Computational Benefits of Short-Stacking • ddml

Introduction

This article illustrates the computational advantages of short-stacking over conventional stacking for estimation of structural parameters using double/debiased machine learning. See also Ahrens et al. (2024a, 2024b) for further discussion of short-stacking.

Estimation with Stacking and Short-Stacking

We apply ddml to the included random subsample of 5,000 observations from the data of Angrist & Evans (1998). The data contains information on the labor supply of mothers, their children, as well as demographic data.

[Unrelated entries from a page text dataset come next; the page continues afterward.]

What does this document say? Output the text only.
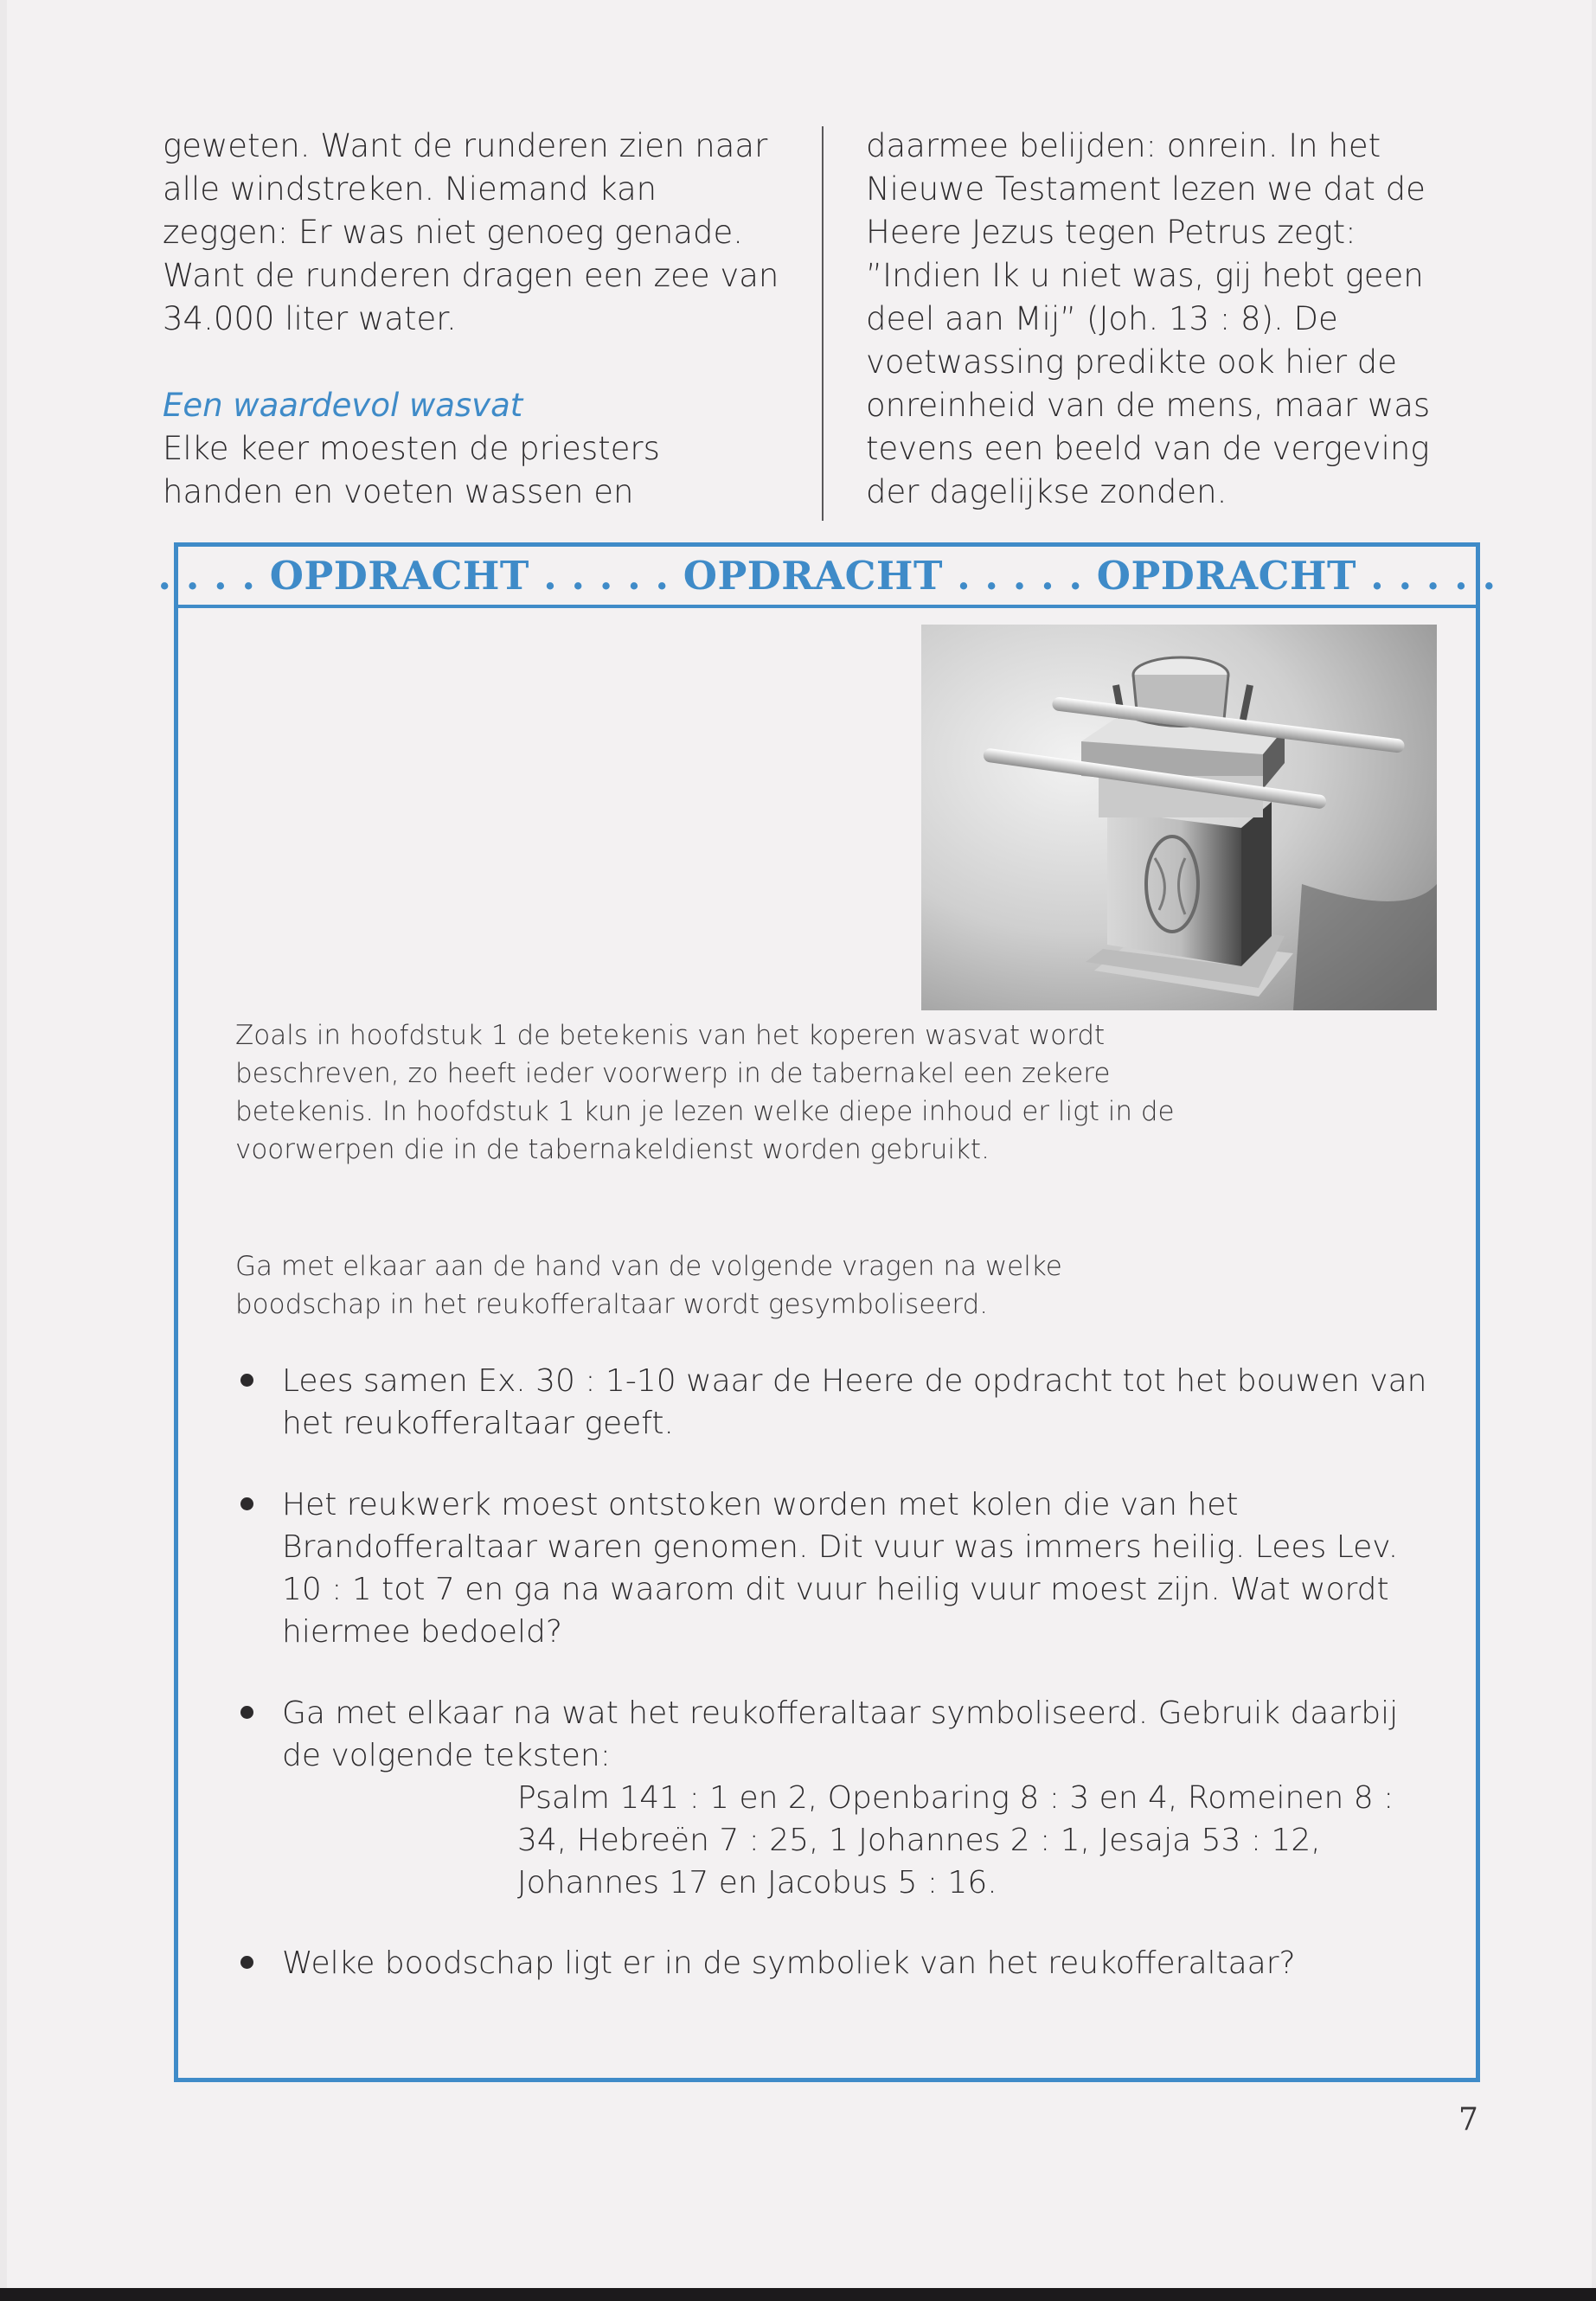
geweten. Want de runderen zien naar alle windstreken. Niemand kan zeggen: Er was niet genoeg genade. Want de runderen dragen een zee van 34.000 liter water.

Een waardevol wasvat

Elke keer moesten de priesters handen en voeten wassen en

daarmee belijden: onrein. In het Nieuwe Testament lezen we dat de Heere Jezus tegen Petrus zegt: ”Indien Ik u niet was, gij hebt geen deel aan Mij” (Joh. 13 : 8). De voetwassing predikte ook hier de onreinheid van de mens, maar was tevens een beeld van de vergeving der dagelijkse zonden.

. . . . OPDRACHT . . . . . OPDRACHT . . . . . OPDRACHT . . . . .

Zoals in hoofdstuk 1 de betekenis van het koperen wasvat wordt beschreven, zo heeft ieder voorwerp in de tabernakel een zekere betekenis. In hoofdstuk 1 kun je lezen welke diepe inhoud er ligt in de voorwerpen die in de tabernakeldienst worden gebruikt.

Ga met elkaar aan de hand van de volgende vragen na welke boodschap in het reukofferaltaar wordt gesymboliseerd.

Lees samen Ex. 30 : 1-10 waar de Heere de opdracht tot het bouwen van het reukofferaltaar geeft.
Het reukwerk moest ontstoken worden met kolen die van het Brandofferaltaar waren genomen. Dit vuur was immers heilig. Lees Lev. 10 : 1 tot 7 en ga na waarom dit vuur heilig vuur moest zijn. Wat wordt hiermee bedoeld?
Ga met elkaar na wat het reukofferaltaar symboliseerd. Gebruik daarbij de volgende teksten:
Psalm 141 : 1 en 2, Openbaring 8 : 3 en 4, Romeinen 8 : 34, Hebreën 7 : 25, 1 Johannes 2 : 1, Jesaja 53 : 12, Johannes 17 en Jacobus 5 : 16.
Welke boodschap ligt er in de symboliek van het reukofferaltaar?
7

See ?AE98 for details.

# Load ddml and set seed
library(ddml)
set.seed(221945)

# Construct variables from the included Angrist & Evans (1998) data
y = AE98[, "worked"]
D = AE98[, "morekids"]
Z = AE98[, "samesex"]
X = AE98[, c("age","agefst","black","hisp","othrace","educ")]

For a comparison of run-times, we consider the following three estimators for the nuisance parameters arising in estimation of the local average treatment effect (LATE):

Gradient boosting as the single base learner (see ?mdl_xgboost)
Short-stacking with linear regression (see ?ols), lasso (see ?mdl_glmnet), and gradient boosting
Stacking with linear regression, lasso, and gradient boosting

time_singlelearner <- system.time({
  late_fit <- ddml_late(y, D, Z, X,
                        learners = list(what = mdl_xgboost,
                                        args = list(nrounds = 100,
                                                    max_depth = 1)),
                        sample_folds = 10,
                        silent = TRUE)
  })#SYSTEM.TIME

time_shortstacking <- system.time({
  late_fit <- ddml_late(y, D, Z, X,
                        learners = list(list(fun = ols),
                                        list(fun = mdl_glmnet),
                                        list(fun = mdl_xgboost,
                                             args = list(nrounds = 100,
                                                         max_depth = 1))),
                        ensemble_type = 'nnls1',
                        shortstack = TRUE,
                        sample_folds = 10,
                        silent = TRUE)
  })#SYSTEM.TIME

time_stacking <- system.time({
  late_fit <- ddml_late(y, D, Z, X,
                        learners = list(list(fun = ols),
                                        list(fun = mdl_glmnet),
                                        list(fun = mdl_xgboost,
                                             args = list(nrounds = 100,
                                                         max_depth = 1))),
                        ensemble_type = 'nnls1',
                        shortstack = FALSE,
                        sample_folds = 10,
                        cv_folds = 10,
                        silent = TRUE)
  })#SYSTEM.TIME

Both stacking and short-stacking construct weighted averages of the considered base learners to minimize the out-of-sample mean squared prediction error (MSPE). The difference between the two approaches lies in the construction of the MSPE: While stacking runs cross-validation in each cross-fitting sample fold, short-stacking directly uses the out-of-sample predictions arising in the cross-fitting step of double/debiased machine learning estimators. As the run-times below show, this results in a substantially reduced computational burden:

cat("Time single learner:", time_singlelearner[1], "\n")
#> Time single learner: 10.39
cat("Time short-stacking:", time_shortstacking[1], "\n")
#> Time short-stacking: 12.83
cat("Time stacking:      ", time_stacking[1])
#> Time stacking:       117.98

References

Ahrens A, Hansen C B, Schaffer M E, Wiemann T (2024a). “ddml: Double/debiased machine learning in Stata.” Stata Journal, 24(1): 3-45.

Ahrens A, Hansen C B, Schaffer M E, Wiemann T (2024b). “Model averaging and double machine learning.” https://arxiv.org/abs/2401.01645

Angrist J, Evans W (1998). “Children and Their Parents’ Labor Supply: Evidence from Exogenous Variation in Family Size.” American Economic Review, 88(3), 450-477.